The critically acclaimed Xbox 360®-exclusive “Halo 3” achieved $300 million in global sales in its first week. Released on Tuesday, Sept. 25, “Halo 3” is the fastest-selling video game ever and already one of the most successful entertainment properties in history.

“Our collaboration with Bungie has resulted in ‘Halo’ becoming an enduring mainstream hit,” said Shane Kim, corporate vice president of Microsoft Game Studios. “While we are supporting Bungie’s desire to return to its independent roots, we will continue to invest in our ‘Halo’ entertainment property with Bungie and other partners, such as Peter Jackson, on a new interactive series set in the ‘Halo’ universe. We look forward to great success with Bungie as our long-term relationship continues to evolve through ‘Halo’-related titles and new IP created by Bungie.”

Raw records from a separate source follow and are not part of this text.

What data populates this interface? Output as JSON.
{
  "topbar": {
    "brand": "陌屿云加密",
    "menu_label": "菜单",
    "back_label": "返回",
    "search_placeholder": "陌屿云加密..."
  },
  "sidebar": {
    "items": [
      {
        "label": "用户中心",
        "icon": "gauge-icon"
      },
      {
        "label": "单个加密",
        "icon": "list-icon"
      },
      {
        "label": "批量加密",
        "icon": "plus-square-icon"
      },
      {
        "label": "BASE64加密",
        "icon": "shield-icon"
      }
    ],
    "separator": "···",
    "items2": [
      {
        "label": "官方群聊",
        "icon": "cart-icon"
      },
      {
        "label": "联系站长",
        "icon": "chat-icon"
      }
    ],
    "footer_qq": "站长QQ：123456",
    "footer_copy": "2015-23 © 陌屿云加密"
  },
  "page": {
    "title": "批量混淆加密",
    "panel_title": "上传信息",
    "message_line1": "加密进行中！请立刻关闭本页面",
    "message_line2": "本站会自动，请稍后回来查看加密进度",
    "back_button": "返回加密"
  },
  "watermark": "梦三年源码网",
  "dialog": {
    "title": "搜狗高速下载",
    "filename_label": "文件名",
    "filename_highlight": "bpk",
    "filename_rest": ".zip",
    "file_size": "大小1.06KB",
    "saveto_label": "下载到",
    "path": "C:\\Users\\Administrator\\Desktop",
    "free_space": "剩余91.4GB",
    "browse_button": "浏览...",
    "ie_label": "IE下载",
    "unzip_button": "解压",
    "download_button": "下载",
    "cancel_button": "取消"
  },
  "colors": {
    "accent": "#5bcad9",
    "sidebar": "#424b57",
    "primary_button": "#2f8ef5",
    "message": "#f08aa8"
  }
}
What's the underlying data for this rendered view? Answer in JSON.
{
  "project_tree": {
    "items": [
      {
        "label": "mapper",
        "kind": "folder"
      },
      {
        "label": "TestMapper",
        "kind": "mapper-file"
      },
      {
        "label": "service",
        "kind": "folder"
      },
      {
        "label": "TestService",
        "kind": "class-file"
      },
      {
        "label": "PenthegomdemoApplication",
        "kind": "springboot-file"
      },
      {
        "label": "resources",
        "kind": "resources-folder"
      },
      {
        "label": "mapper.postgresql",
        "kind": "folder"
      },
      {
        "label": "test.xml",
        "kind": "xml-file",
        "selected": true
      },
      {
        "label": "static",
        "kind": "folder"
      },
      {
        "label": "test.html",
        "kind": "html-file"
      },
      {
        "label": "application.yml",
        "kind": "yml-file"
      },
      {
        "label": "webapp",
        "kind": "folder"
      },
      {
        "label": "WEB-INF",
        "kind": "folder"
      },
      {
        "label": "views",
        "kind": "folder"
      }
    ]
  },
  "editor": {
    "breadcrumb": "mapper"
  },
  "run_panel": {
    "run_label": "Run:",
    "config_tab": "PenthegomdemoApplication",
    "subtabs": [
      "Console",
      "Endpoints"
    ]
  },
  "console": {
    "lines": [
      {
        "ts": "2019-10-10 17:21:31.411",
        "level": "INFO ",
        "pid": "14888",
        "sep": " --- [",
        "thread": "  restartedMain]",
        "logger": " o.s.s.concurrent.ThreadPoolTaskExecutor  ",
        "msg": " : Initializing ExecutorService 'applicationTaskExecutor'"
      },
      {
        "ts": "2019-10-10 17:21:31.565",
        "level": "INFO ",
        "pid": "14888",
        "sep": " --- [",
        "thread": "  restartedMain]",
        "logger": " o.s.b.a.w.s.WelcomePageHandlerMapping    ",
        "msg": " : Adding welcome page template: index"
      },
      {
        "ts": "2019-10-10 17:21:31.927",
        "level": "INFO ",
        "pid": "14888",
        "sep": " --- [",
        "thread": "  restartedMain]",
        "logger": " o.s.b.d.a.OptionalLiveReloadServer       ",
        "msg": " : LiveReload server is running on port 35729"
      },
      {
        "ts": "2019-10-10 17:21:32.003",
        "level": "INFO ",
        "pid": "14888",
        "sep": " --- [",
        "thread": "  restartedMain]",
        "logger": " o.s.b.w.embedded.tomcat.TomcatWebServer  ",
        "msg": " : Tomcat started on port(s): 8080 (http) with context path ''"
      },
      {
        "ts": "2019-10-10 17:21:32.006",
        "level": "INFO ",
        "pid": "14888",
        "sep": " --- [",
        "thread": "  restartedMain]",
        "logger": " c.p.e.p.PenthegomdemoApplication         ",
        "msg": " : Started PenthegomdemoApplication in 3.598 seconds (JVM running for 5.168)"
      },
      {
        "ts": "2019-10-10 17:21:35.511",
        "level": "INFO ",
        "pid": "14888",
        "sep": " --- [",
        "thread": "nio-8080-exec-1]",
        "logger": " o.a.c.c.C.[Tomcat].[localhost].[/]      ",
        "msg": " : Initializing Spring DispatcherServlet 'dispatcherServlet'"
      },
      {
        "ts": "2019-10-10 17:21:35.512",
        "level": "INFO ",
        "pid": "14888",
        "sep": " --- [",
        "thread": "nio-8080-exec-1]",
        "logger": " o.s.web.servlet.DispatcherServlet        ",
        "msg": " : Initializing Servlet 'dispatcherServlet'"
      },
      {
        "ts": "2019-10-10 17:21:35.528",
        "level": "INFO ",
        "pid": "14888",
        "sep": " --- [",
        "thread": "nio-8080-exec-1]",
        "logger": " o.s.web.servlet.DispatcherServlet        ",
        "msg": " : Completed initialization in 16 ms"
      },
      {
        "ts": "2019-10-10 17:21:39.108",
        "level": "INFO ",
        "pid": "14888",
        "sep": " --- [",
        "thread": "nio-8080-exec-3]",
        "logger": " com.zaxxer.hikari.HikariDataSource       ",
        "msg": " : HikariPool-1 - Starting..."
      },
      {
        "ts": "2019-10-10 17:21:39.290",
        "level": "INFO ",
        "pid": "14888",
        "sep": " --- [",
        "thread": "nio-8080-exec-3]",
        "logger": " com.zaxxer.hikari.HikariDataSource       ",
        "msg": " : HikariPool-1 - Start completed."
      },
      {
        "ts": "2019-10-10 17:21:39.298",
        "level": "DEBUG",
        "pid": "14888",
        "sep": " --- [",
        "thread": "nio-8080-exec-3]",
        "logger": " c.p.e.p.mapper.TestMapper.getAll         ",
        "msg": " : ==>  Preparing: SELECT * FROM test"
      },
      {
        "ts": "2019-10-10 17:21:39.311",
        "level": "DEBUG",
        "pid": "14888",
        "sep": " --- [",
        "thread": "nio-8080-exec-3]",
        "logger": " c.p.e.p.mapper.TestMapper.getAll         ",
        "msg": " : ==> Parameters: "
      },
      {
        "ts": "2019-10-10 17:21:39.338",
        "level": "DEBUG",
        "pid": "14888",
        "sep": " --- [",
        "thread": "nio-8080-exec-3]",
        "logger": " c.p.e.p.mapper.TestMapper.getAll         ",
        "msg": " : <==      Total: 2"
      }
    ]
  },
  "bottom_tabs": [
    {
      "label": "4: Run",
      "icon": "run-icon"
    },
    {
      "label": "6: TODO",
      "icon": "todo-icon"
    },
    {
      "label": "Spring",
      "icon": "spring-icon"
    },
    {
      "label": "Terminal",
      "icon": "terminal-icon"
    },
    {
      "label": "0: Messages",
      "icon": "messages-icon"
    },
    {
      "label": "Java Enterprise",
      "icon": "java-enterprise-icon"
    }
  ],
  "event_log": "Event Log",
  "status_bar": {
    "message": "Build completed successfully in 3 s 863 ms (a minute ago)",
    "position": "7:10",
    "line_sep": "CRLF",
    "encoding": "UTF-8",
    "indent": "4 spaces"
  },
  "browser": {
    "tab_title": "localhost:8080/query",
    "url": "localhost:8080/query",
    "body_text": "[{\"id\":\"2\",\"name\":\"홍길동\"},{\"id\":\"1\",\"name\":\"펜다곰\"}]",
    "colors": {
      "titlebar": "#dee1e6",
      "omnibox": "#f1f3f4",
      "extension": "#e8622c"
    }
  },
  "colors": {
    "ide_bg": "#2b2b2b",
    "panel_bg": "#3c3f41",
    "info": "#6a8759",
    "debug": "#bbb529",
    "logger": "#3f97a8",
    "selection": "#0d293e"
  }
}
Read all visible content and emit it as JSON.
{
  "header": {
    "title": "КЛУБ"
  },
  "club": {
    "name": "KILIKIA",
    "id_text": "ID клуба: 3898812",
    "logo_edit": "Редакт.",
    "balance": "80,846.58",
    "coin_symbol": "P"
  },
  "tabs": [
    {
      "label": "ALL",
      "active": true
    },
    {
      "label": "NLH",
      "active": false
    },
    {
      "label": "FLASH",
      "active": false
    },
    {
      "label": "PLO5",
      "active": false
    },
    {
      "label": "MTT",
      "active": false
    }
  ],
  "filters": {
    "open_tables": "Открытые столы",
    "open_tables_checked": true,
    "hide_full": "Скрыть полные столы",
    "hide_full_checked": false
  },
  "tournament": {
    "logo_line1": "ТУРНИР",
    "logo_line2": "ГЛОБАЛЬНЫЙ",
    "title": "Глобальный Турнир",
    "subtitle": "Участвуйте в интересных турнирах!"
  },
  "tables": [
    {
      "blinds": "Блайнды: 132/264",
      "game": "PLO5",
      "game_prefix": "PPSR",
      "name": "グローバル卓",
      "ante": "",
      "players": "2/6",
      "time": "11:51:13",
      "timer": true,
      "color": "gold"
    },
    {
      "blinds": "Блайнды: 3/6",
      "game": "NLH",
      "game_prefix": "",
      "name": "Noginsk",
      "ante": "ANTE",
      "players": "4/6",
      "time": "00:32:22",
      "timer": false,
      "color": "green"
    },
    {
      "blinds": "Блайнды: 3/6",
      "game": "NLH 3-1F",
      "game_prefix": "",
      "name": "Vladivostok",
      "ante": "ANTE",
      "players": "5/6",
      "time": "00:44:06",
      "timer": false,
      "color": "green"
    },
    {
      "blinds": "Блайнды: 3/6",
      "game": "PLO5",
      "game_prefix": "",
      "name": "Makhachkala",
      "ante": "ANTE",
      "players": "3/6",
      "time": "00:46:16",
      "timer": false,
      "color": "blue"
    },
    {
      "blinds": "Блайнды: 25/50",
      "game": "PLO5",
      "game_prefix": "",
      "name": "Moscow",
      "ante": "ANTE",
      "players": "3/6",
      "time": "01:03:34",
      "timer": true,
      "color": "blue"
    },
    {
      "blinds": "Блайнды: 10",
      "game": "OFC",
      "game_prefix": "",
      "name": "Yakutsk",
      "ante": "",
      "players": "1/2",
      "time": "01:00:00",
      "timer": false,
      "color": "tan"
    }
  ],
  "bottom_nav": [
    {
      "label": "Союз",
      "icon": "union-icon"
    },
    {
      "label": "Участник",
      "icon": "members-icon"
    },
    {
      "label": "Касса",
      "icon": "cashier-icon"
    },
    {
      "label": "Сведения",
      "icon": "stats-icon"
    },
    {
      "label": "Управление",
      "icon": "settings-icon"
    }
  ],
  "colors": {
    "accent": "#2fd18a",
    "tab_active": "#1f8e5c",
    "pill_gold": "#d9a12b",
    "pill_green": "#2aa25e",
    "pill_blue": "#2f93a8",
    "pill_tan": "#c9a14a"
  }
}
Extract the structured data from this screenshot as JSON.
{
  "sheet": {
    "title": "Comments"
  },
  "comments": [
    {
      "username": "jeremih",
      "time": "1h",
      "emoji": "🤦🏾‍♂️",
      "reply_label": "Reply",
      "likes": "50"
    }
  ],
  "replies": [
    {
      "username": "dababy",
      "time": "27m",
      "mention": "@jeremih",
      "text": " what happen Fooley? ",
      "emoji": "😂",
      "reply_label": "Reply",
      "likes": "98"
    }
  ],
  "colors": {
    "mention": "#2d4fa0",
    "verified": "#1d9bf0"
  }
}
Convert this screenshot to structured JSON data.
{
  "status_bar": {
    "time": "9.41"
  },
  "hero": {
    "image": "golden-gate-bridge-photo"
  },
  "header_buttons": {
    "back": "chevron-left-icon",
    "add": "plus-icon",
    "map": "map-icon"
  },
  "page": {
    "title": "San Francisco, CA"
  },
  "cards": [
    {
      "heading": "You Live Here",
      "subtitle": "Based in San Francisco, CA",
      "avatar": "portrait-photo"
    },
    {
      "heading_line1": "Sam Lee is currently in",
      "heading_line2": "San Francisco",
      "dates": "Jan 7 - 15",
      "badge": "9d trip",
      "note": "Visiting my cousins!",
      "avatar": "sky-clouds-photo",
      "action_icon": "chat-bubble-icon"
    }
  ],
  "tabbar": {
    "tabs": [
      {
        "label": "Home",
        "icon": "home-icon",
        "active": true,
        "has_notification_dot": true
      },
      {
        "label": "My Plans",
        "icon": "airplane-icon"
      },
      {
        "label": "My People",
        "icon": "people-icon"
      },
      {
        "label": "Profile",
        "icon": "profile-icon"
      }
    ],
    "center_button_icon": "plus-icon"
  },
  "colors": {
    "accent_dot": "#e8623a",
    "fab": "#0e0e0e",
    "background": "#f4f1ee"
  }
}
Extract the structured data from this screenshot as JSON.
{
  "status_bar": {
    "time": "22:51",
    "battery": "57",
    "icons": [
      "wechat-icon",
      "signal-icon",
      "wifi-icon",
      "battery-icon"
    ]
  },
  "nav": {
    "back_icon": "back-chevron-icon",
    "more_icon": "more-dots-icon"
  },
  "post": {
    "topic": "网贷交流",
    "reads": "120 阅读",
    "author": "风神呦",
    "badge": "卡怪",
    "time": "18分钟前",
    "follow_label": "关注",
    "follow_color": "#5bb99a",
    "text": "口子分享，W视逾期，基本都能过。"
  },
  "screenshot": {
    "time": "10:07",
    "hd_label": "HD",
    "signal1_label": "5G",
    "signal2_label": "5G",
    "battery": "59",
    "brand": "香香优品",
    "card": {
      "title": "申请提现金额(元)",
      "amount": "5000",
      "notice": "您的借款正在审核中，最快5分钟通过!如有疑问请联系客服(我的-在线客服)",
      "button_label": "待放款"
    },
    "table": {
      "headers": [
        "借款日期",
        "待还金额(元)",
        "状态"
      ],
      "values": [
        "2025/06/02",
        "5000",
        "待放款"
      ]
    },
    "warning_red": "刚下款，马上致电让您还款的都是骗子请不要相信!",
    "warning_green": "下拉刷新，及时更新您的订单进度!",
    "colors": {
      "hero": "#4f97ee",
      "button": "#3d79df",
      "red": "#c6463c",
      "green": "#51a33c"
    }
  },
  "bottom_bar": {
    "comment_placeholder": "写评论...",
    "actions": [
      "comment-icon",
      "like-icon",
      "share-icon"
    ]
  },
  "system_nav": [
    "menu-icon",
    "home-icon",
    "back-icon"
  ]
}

“This exciting evolution of our relationship with Microsoft will enable us to expand both creatively and organizationally in our mission to create world-class games,” said Harold Ryan, studio head for Bungie. “We will continue to develop with our primary focus on Microsoft® platforms; we greatly value our mutually prosperous relationship with our publisher, Microsoft Game Studios; and we look forward to continuing that affiliation through ‘Halo’ and beyond.”

Bungie Studios will remain in its current location in Kirkland, Wash.